Social Memory, Social Order

“Concerning social memory in particular, we may note that images of the past commonly legitimate a present social order.  It is an implicit rule that participants in any social order must presuppose a shared memory.  To the extent that their memories of a society’s past diverge, to that extent its members can share neither experiences nor assumptions.  The effect is seen perhaps most obviously when communication across generations is impeded by different sets of memories.  Across generations, different sets of memories, frequently in the shape of implicit background narratives, will encounter each other; so that, although physically present to one another in a particular setting, the different generations may remain mentally and emotionally insulated, the memories of one generation locked irretrievably, as it were, in the brains and bodies of that generation …

… images of the past and recollected knowledge of the past … are conveyed and sustained by (more or less ritual) performances …

I believe, furthermore, that the solution to the question posed above — how is the memory of groups conveyed and sustained? — involves bring these two things (recollection and bodies) together …

If there is such a thing as social memory … we are likely to find it in commemorative ceremonies; but commemorative ceremonies prove to be commemorative only in so far as they are performative; performativity cannot be thought without a concept of habit; and habit cannot be thought without a notion of bodily automatisms.”

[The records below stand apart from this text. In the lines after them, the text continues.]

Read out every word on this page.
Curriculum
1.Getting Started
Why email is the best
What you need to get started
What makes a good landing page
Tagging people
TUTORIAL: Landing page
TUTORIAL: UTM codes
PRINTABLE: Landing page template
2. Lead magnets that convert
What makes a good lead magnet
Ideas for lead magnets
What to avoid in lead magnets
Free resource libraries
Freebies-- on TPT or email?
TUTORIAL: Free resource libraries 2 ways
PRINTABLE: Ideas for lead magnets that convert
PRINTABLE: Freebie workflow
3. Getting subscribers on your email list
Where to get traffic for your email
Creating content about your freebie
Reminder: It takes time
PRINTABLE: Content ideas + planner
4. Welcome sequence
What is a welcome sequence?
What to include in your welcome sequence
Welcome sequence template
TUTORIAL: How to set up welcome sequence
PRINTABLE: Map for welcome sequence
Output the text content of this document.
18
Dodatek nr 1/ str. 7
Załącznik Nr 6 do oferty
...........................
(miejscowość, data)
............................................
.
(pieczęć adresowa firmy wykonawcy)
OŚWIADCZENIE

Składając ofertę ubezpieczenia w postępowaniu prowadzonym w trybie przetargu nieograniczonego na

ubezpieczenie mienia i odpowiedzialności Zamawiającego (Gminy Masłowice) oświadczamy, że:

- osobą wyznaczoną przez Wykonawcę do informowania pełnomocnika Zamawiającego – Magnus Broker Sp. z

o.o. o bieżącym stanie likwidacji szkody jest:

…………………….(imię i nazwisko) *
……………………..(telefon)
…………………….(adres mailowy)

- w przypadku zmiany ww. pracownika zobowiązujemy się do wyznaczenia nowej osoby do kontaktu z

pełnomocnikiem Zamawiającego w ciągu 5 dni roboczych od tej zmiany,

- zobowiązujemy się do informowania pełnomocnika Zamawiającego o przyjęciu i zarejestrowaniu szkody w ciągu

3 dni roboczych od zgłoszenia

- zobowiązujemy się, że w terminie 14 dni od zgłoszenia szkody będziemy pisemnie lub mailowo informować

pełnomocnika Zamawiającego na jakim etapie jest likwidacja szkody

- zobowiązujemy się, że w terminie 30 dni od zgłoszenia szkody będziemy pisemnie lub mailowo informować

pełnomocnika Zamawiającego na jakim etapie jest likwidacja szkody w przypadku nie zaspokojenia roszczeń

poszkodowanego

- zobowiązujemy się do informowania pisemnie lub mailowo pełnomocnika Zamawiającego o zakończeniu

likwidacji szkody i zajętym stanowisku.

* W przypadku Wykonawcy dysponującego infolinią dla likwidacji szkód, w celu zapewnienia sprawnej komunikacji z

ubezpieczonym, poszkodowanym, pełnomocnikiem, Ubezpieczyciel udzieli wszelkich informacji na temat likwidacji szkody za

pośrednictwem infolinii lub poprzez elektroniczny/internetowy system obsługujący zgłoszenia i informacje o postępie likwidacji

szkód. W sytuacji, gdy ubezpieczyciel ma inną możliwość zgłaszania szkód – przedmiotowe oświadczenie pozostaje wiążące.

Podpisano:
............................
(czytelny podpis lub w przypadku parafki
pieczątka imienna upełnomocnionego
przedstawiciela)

— Paul Connerton, How Societies Remember, 3-5.

Connerton’s observations, further developed throughout the rest of the book, raise interesting questions about the kind of social order that the personalization and digitization of memory yields.  If Connerton is correct in his claim that a social order rests upon shared memory and that this memory is fundamentally embodied in a quasi-liturgical mode, what becomes of the social order when the memories we most obviously sustain are strictly personal and digitized?

As Connerton also notes in his introduction, this is not merely a technical question, it is also a political question.  If social order hinges on social memory, then, to paraphrase Alasdair MacIntyre, it is worth asking, “Whose memory, which order?”